206 In I ad Cor 15, 49, lect. 7, n. 998. Altrove, ma sempre in riferimento all'immagine di Dio - riprendendo il detto di san Paolo; « [riflettendo] come in uno specchio la gloria del Signore, noi siamo trasformati in questa stessa immagine sempre più gloriosa » -, Tommaso esplicita ciò come un progresso nell'ordine della conoscenza (e dell'amore); «Riflettendo (speculantes) non è inteso qui di specula (osservatorio) ma di speculum (specchio).
Questo vuoi dire che noi conosciamo Dio stesso nella sua gloria mediante lo specchio della ragione nella quale è impressa una certa immagine di lui.
Ed è lui che noi riflettiamo quando, dalla considerazione di noi stessi, ci eleviamo ad una certa conoscenza di Dio che ci trasfigura.

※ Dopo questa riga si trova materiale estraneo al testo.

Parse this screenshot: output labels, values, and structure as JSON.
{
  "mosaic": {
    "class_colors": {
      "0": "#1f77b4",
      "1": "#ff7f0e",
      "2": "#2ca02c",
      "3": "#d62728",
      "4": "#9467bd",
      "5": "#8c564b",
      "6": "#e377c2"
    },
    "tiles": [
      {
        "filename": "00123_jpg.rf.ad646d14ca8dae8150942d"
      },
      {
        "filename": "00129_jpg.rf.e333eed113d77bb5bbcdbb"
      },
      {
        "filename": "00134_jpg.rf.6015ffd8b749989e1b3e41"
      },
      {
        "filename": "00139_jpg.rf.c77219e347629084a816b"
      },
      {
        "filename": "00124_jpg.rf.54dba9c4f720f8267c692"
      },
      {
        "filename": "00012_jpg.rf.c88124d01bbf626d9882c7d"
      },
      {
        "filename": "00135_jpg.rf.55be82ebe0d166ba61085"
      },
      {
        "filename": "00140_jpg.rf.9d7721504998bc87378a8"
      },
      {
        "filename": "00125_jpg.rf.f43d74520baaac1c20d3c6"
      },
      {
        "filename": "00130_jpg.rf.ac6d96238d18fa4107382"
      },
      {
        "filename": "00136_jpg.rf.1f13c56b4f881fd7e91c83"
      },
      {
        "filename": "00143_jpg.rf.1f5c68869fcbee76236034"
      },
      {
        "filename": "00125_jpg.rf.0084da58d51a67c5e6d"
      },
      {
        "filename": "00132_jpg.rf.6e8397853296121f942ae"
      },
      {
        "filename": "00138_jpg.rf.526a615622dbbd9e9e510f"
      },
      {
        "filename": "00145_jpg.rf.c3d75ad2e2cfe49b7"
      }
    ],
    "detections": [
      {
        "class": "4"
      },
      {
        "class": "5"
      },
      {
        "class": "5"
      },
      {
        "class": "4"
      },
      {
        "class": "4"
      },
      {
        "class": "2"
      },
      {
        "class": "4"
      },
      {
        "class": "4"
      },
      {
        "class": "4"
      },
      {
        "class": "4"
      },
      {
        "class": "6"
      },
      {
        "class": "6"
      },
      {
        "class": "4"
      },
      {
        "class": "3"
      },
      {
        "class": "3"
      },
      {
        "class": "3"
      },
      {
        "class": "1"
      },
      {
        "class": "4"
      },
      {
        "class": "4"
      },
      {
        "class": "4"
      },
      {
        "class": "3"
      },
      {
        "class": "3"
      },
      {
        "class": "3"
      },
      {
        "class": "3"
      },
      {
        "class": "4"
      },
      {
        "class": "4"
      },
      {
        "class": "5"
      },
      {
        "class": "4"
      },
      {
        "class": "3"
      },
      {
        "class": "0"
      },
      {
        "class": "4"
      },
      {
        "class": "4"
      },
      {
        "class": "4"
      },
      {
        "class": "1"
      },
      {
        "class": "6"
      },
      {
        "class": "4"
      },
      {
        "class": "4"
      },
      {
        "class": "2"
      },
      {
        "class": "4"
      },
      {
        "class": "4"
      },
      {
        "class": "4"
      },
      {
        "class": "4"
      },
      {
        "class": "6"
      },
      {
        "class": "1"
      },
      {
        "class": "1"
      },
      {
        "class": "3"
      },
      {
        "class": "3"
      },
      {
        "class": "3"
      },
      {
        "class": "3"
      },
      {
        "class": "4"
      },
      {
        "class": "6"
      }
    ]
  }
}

Infatti, come ogni conoscenza si fa per assimilazione del soggetto conoscente all'oggetto conosciuto, così occorre che coloro che vedono Dio siano in un certo modo trasformati in Dio. Se essi lo vedono perfettamente, sono perfettamente trasfigurati, così come i beati nella patria mediante l'unione di fruizione.. Se non lo vedono che imperfettamente, la loro trasfigurazione è imperfetta, così come accade quaggiù mediante la fede… (S. Paolo) distingue tre gradi della conoscenza nei discepoli di Cristo.
Il primo ci fa passare dalla chiarezza della conoscenza naturale a quella della conoscenza della fede.
Il secondo ci conduce dalla chiarezza della conoscenza dell'Antica Alleanza alla chiarezza della conoscenza della grazia della Nuova Alleanza.
Il terzo ci eleva dalla chiarezza della conoscenza naturale e dell'Antica e della Nuova Alleanza alla chiarezza della visione eterna», In 2 Cor 3,18, lect. 3, nn. 114-115.
207 D.-J. MERRIELL, To the Image, p. 243; «Through Thomas'study of Augustine‟s De Trinitate he carne to realize than man reflects the divine Trinity not merely as a mirror reflects a thing set to some distance from it, but as an actor who imitates the character he plays by entering into his character's life».
È necessario precisare che la parola «specchio» in questo contesto non è intesa completamente nello stesso senso in cui si trova nella metafora dello specchio in san Paolo nel testo della nota precedente?
Quanto alla parola «attore», non ha qui niente di sgradevole, dato che si tratta di una imitazione interna e che san Tommaso mette sulla via dell'accostamento quando spiega il modo in cui si può dire che la grazia è essa stessa immagine di Dio, Sent. II, d. 26, q. 1, a. 2 ad 3; «Immagine e somiglianza di Dio si dicono dell'anima e della grazia diversamente; l'anima è detta immagine in quanto imita Dio, la grazia è detta immagine come essendo ciò mediante cui l'anima imita Dio». Si pensi anche a san Paolo che ben presto ritroveremo; «Imitare Dio come dei figli prediletti».